U.S. scientists on Wednesday hailed a potential breakthrough in the coronavirus fight as a trial showed patients responding to an antiviral drug, fueling global hopes for a return to normal despite mounting deaths.

In the first proof of successful treatment against the illness that has claimed more than 226,000 lives, a clinical trial of the drug remdesivir showed that patients recovered about 30 percent faster than those on a placebo.

"The data shows that remdesivir has a clear-cut, significant, positive effect in diminishing the time to recovery," Anthony Fauci, the top U.S. epidemiologist who oversaw the study, told reporters at the White House.

Fauci likened the finding to the first retrovirals that worked, albeit with modest success, against HIV in the 1980s.

The trial, which involved 1,063 people across 68 locations in the U.S., Europe and Asia, showed that "a drug can block this virus," Fauci said.

Remdesivir failed in trials against the Ebola virus and a smaller study, released last week by the World Health Organization, found limited effects among patients in Wuhan, China, where the illness was first detected last year.

Senior WHO official Michael Ryan declined to weigh in on the latest findings Wednesday, saying he had not reviewed the complete study.

"We are all hoping — fervently hoping — that one or more of the treatments currently under observation and under trial will result in altering clinical outcomes" and reducing deaths, he said.

The U.N. health agency said its emergency committee would meet Thursday for the first time since it declared coronavirus an international emergency three months ago.

The U.S. Food and Drug Administration said it has been in discussions with Gilead about making remdesivir available to patients as quickly as possible, but the agency declined to comment on any plans to grant the drug regulatory approval.

"I want them to go as quickly as they can," President Donald Trump said, when asked if he wanted the FDA to grant emergency use authorization for remdesivir. "We want everything to be safe, but we would like to see very quick approvals, especially with things that work."

The closely watched drug, given by intravenous infusion to hospitalized patients, has moved markets in the past few weeks following the release of data from several studies that painted a mixed picture of its effectiveness, and Fauci cautioned that the latest data still needs to be analyzed.

Interest in remdesivir has been high as there are no approved treatments or preventive vaccines for COVID-19, and doctors are desperate for anything that might alter the course of the disease that attacks the lungs and can shut down other organs in severe cases.

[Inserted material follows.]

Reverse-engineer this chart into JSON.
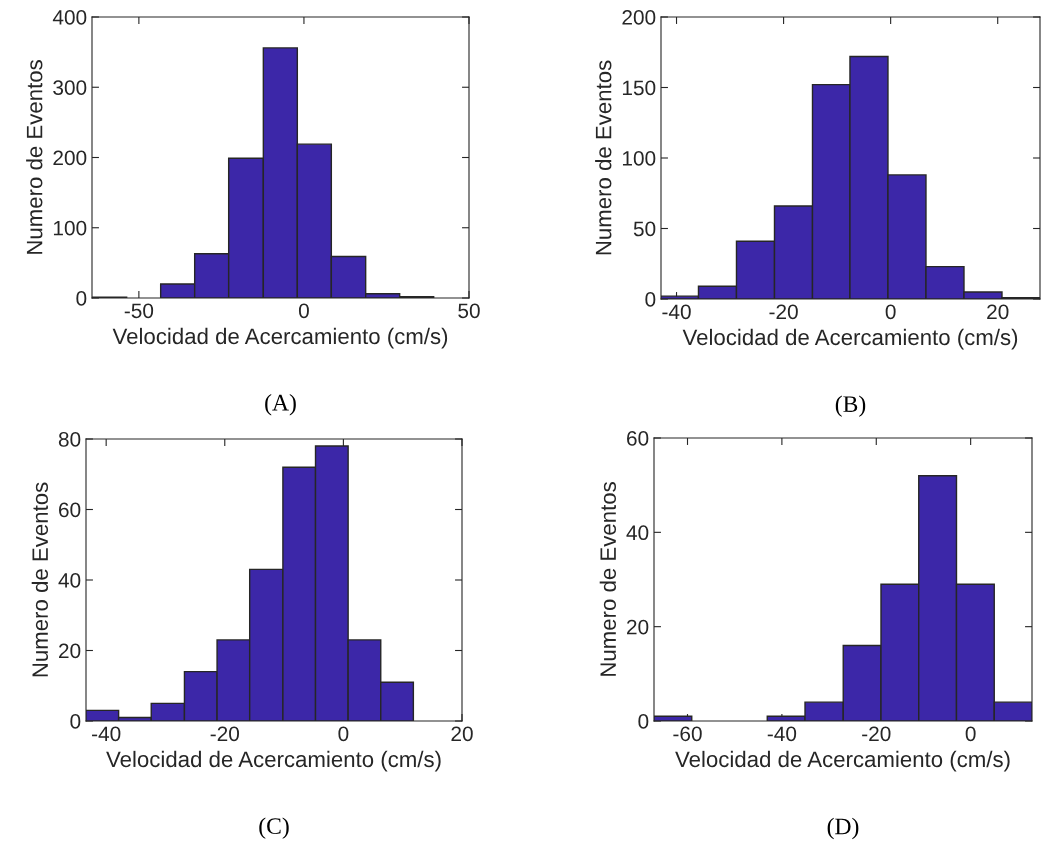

Doctors on the front lines of the COVID-19 battle have been eager for results from the NIH study because it is a large trial in which patients were randomized to treatment with the drug or a placebo without participants or doctors knowing which group they were in — the gold standard for clinical trials.

Gilead earlier this month said the company was prepared to donate to hospitals its existing supply of 1.5 million doses of remdesivir — enough for more than 140,000 patients depending on length of treatment. Regulatory approval of the drug would also clear the way for commercial sales.

The company did not immediately respond to a request for comment on other supply plans.

The National Institute of Allergy and Infectious Diseases, part of the National Institutes of Health, said partial results from its 1,063-patient trial show that hospitalized COVID-19 patients given remdesivir recovered in 11 days, compared to 15 days for patients given a placebo.

The study showed a trend toward better survival for remdesivir — 8 percent of patients given the drug died compared with 11.6% in the placebo group — but the difference was not statistically significant so may not be due to Gilead's drug.

The trial's lead researcher told Reuters on Friday that full results could come by mid-May.

"The full dataset will provide more clarity on how remdesivir can best be used," said Dr. Aneesh Mehta, a researcher on the NIH trial from Emory University School of Medicine in Atlanta.

Despite the excitement, Dr. Lawrence K. Altman, global fellow at The Wilson Center in Washington, DC, was not ready to celebrate the preliminary findings.

The new data "offers a glimmer of hope" that remdesivir has an effect against COVID-19, but more scientific analysis is needed "comparing them to other studies of the drug that have shown mixed results," he said in a statement.